The Supreme Court’s judgment on the fate of General Pervez Musharraf will have a profound impact on Pakistan’s future.
If the judges should decide to accord legitimacy to President Musharraf, he will take off his uniform (which is what everyone wants him to do), hold relatively free elections (which is what everyone wants him to do) and enable a merited successor to take over as army chief (which is what everyone wants him to do). This will provide a degree of continuity and stability.
But significant chunks of the media, opposition and civil society would be unhappy. They don’t want continuity of General Musharraf’s key domestic and foreign policies. Indeed, they believe that these policies are domestically divisive “because they are seemingly driven by US agendas in the region” and they are undemocratic because they exclude the PMLN. Hence, the argument goes, the extension of the Musharraf regime in any form is not conducive to stability or democracy. Therefore a pro-Musharraf decision would diminish the SC in their eyes, heighten cynicism, and provoke outrage and possibly protest. In time to come, the SC would come under renewed pressure to awaken, “cleanse” itself of its “sins” and “take on” the executive. Suo motu anti-executive writs would fly all over the place. Instead of a delicate balance of power in a troika, we would have a quartet of countervailing power that would lead to a systemic breakdown of the system.
But if the judges decide to sway with the wind and try to knock out General Musharraf, he will impose martial law, scuttle the court, and reverse the transition to democracy. Pakistan would plunge into an abyss of fear and uncertainty. The domestic political process would be derailed and the international community would become anxious. There would be protests and repression. Elections will have to be rigged or postponed. The judiciary’s new found independence would be replaced with subservience and compliance and civil society would retreat to lick its wounds. But Pakistan is not Myanmar. Sooner rather than later, martial law would have to be removed. That is when General Musharraf and Pakistan would arrive at the beginning and struggle to invent the wheel all over again. Meanwhile, the forces of extremism would rush to fill the vacuum created by the absence of the mainstream moderate forces and the specter of radical Islam would come to haunt the trigger happy international community.
There are no easy solutions. We have been there, done that.
Every civilian period is marked with a crisis of governance and every military era is dogged by lack of legitimacy. When the civilians are ousted by the military, we rejoice because they were corrupt and vile and incompetent and autocratic and nepotistic. We applaud every dictator’s “revolutionary agenda” but tire and turn on him because of our yearning for democracy and freedom. The problem arises because military dictators don’t know when and how to call it quits and we remain infatuated by transformations and intolerant of transitions.

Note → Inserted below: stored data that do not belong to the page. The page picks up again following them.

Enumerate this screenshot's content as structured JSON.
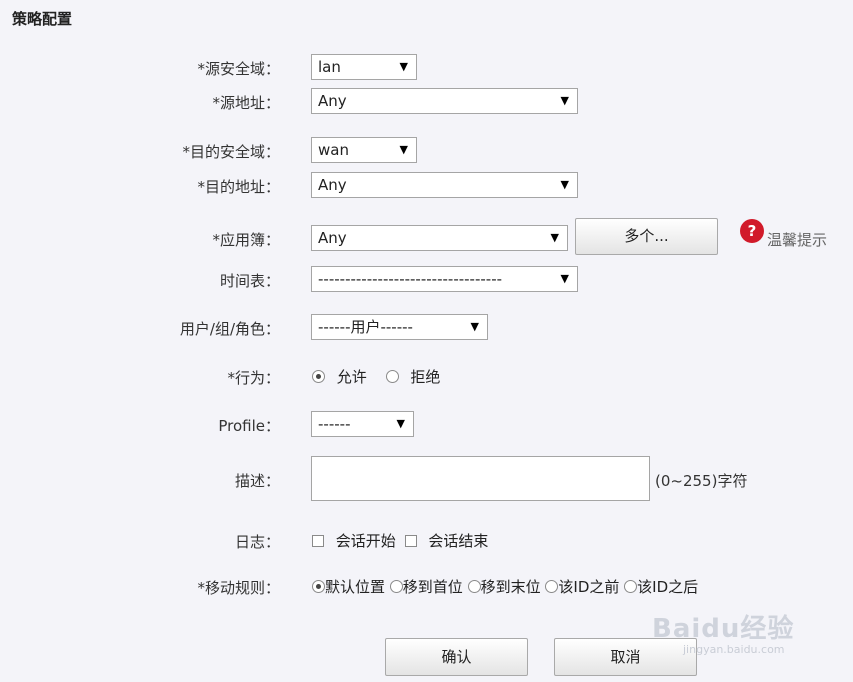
{
  "header": {
    "title": "策略配置"
  },
  "fields": {
    "src_zone": {
      "label": "*源安全域：",
      "value": "lan"
    },
    "src_addr": {
      "label": "*源地址：",
      "value": "Any"
    },
    "dst_zone": {
      "label": "*目的安全域：",
      "value": "wan"
    },
    "dst_addr": {
      "label": "*目的地址：",
      "value": "Any"
    },
    "app_book": {
      "label": "*应用簿：",
      "value": "Any",
      "multi_button": "多个...",
      "help_text": "温馨提示"
    },
    "schedule": {
      "label": "时间表：",
      "value": "----------------------------------"
    },
    "user": {
      "label": "用户/组/角色：",
      "value": "------用户------"
    },
    "action": {
      "label": "*行为：",
      "options": [
        "允许",
        "拒绝"
      ],
      "selected": "允许"
    },
    "profile": {
      "label": "Profile：",
      "value": "------"
    },
    "description": {
      "label": "描述：",
      "value": "",
      "hint": "(0~255)字符"
    },
    "log": {
      "label": "日志：",
      "options": [
        "会话开始",
        "会话结束"
      ]
    },
    "move_rule": {
      "label": "*移动规则：",
      "options": [
        "默认位置",
        "移到首位",
        "移到末位",
        "该ID之前",
        "该ID之后"
      ],
      "selected": "默认位置"
    }
  },
  "buttons": {
    "confirm": "确认",
    "cancel": "取消"
  },
  "watermark": {
    "brand": "Baidu经验",
    "url": "jingyan.baidu.com"
  }
}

Last year General Musharraf was the most popular man in Pakistan. Today he is the most undesirable element in the country. For ten years, Ms Bhutto was maligned but safe. Now she is reborn and insecure. Last month Nawaz Sharif was courageous for defying General Musharraf. This month he is a loser for being evicted to Saudi Arabia. The SC which took oath under the provisional constitutional order of General Musharraf was a kangaroo court. But the same court has now become a savior of the people. We all loved the US as Pakistan’s greatest benefactor because it wrote off our loans and refurbished our military as a bulwark against hegemonic India. But now we hate it with a passion because it is a crusader against Islam. When Shia-Sunni Islamists bomb each other in our cities or Islamic vigilantes take the law into their own hands, we don’t exhort the government to root out sectarianism or establish the writ of the state. But when Islamic radicals cut the throats of our soldiers in Waziristan or Swat, we curse the state for taking them on and killing “fellow Muslims”.
Our current wish list is remarkable for its naivety and opportunism. We want the Supreme Court rather than the political parties and parliament to determine the fate of our system. Thus we seek to replace the opportunism of our sovereign representatives with the unaccountability of nominated judges. We want an end to violent extremism but we will not allow the state to retain its monopoly over the instruments of violence. We abhor Talibanism but are quick to condone it in large parts of Pakistan. And so on, ad nauseam.
Pakistan’s simmering crisis of democracy, law and constitution will not be resolved by piety, popular outrage, media moralism, judicial activism or political engineering alone. We need collective wisdom, patience and tolerance in charting the way forward. Unfortunately, all these qualities are in short supply. Under the circumstances, if the Supreme Court under CJP Iftikhar Mohammad Chaudhry and the military under General Pervez Musharraf clash, there will be no winners.